We have just learned from the Office of the Director of National Intelligence that 4,917,751 US citizens now have either confidential, secret or top secret security clearance. That’s more than seven times the population of Boston.

But the 4,917,751 figure dates from October 2012. Given how this number is steadily growing (it was 4,863,552 in October 2011), those with some form of security clearance probably top 5 million.

They belong to a growing class of ‘haves’ – as in ‘those who have security clearance.’

That’s about one out of every 30 people who qualify to apply for a growing number of ‘national security’ jobs. And if they keep their heads down and are not tempted to become the kind of ‘whistleblower’ singled out by the Obama Administration for harsh punishment, they should have secure economic futures.

Why one out of 30? Who are the contenders for positions in this tight-lipped elite?

The US population is now 313 million. If you subtract seniors (nearly 45 million), non citizens who don’t qualify for security clearance (40 million), and citizens who are disqualified by virtue of felony convictions (6 million or more) the number of those who can hope to obtain clearance has sunk to about 222 million.

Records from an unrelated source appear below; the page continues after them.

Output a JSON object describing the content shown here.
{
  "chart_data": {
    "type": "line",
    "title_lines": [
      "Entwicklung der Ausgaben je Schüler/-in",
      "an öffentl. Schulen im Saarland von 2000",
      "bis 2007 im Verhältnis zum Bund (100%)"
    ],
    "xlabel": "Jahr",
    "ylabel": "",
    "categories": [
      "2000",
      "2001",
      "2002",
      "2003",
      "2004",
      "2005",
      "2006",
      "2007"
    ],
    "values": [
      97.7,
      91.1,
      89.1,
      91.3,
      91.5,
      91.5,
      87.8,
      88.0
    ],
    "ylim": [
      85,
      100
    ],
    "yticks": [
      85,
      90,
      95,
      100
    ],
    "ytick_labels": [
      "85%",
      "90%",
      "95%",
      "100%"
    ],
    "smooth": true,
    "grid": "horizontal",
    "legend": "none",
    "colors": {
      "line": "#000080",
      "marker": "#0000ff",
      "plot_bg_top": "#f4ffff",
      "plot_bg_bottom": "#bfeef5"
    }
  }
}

But that’s before we take a stab at estimating numbers of people who honestly answer the security clearance questions about "illegal drug involvement, financial delinquencies, mental health counseling, alcohol-related incidents and counseling…civil court actions, misuse of computer systems, and subversive activities."

"Illegal drug involvement" accounts for some 22 million, at the very least. And if you guesstimate 50 million for all those other categories - one source says 17 million have a drinking problem and a full quarter of all adults have a mental health issue in a single year – you very rapidly reach 150 million who are potential candidates for the lengthy clearance process. The actual figure may be considerably lower.

But let’s stick with 150 million and divide it by 5 million and you arrive at 30. Go into a room of 30 adult Americans who look like they have lived impeccably law-abiding lives (or can simulate the part) and guess which one has security clearance.

Government employees with security clearance outnumber contractors about four to one, and ‘top secret’ clearance accounts for about one-third of the total.

These are society’s "haves" in more ways than one. It is difficult to imagine the economic ‘have nots’ taking a stab at completing Standard Form 86—SF86 (Questionnaire for National Security Positions).

So we inhabit a nation that is not just polarized ideologically and economically, but also in terms of who has access to information. That includes access to all kinds of private information about ordinary people in this country and around the world.

If information is power, it seems safe to assume they have more of it than people who are outside the secretive circle.

Back in August 2002 Sixth Circuit Court judge Damon Keith warned about the government’s secret proceedings that "Democracies die behind closed doors."

Regrettably, these words have fallen on deaf ears in the decade since then.